Elderly people are often affected by chronic pain conditions that severely impact their quality of life and overall well-being. Musculoskeletal pain in the elderly can be the result of a diverse set of conditions including osteoarthritis, rheumatoid arthritis or spinal trouble.
Results from the North Staffordshire Osteoarthritis Project, published online in Rheumatology journal show that the more musculoskeletal pain sites older persons have, the lower is their health-related quality of life (HRQOL). The study investigated whether in older adults, the number of pain sites (NPS) was independently associated with poorer mental and physical HRQOL and whether the association was moderated by age.
Questionnaires were mailed to adults older than 50 years in North Staffordshire, United Kingdom. Participants were asked to answer questions on mental and physical health. The questionnaire included the 12-item Short Form Health Survey, a blank body pain manikin, socio-demographic, health behavior and morbidity questions. The researchers used the mental component summary scales (MCS) and physical component summary scales (PCS) of the Medical Outcomes Study 12-item Short Form Health Survey (SF-12) to measure mental HRQOL and physical HRQOL.

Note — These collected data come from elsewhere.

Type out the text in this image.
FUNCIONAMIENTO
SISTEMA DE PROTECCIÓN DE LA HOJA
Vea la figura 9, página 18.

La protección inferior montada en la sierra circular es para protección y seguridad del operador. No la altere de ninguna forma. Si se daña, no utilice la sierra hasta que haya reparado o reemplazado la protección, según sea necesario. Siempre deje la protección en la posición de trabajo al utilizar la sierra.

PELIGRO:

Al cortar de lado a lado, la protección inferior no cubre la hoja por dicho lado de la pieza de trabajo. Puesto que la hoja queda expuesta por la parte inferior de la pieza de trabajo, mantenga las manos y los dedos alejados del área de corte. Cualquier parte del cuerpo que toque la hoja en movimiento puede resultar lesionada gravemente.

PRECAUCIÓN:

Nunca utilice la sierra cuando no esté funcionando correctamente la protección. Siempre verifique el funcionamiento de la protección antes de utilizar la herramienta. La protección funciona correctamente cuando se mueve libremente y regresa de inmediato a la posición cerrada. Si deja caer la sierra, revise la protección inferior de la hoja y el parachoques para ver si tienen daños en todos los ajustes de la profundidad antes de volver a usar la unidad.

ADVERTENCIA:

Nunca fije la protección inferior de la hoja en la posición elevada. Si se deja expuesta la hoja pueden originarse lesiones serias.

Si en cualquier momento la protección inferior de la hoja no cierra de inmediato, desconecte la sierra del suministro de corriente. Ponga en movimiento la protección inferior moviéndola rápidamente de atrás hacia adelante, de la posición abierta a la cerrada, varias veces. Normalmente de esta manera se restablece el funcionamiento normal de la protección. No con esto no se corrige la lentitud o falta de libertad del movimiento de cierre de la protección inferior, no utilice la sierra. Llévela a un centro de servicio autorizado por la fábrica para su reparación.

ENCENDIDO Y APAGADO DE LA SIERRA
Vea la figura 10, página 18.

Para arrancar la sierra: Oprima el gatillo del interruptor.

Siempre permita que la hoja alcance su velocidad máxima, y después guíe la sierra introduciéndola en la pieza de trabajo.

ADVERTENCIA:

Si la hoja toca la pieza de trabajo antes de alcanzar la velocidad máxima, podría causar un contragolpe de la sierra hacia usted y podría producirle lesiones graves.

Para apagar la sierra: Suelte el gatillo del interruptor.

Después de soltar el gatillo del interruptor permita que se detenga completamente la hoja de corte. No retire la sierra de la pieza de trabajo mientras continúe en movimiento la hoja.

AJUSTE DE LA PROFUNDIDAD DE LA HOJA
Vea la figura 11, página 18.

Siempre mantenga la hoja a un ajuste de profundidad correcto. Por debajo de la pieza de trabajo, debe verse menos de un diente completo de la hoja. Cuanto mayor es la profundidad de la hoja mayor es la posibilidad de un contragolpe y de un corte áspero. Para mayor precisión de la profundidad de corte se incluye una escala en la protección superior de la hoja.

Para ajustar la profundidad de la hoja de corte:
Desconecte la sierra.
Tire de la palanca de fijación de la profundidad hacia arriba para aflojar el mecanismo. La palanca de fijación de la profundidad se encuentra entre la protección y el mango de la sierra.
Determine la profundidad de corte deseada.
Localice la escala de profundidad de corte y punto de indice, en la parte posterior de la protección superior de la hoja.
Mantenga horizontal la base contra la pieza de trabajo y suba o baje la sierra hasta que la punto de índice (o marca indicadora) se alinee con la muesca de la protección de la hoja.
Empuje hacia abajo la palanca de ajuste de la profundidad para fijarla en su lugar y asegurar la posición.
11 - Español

Participants also shaded sites of pain that lasted more than a day in the past 4 weeks on the manikin, the life-size anatomical model used as a teaching aid. Complete pain data was provided by 12,408 of the 13,986 participants who completed a questionnaire. Of those:
- 8890 (71.6%) of respondents reported at least 1 pain site out of a possible 44
- 669 (5.4%) reported a single pain site, 8221 (66.3%) reported pain at 2 or more sites
- 6408 (51.6%) said they had pain at 4 or more sites
The median NPS reported was 4. General linear models showed that an increasing NPS was significantly associated with poorer MCS and PCS.
Researchers concluded that NPS represents not only a useful gauge of how much pain a person has but also the potential for interventions in improving and maintaining the quality of life.
Comprehensive pain assessment includes a review of medical history, physical exam, musculoskeletal MRI and other laboratory and diagnostic tests in order to understand the sequence of events contributing to the condition.
Adequate pain management programs can improve the quality of life and preserve the ability to carry out the activities of daily living. It can also keep the elderly healthier by allowing them to stay active and enjoy a normal social life.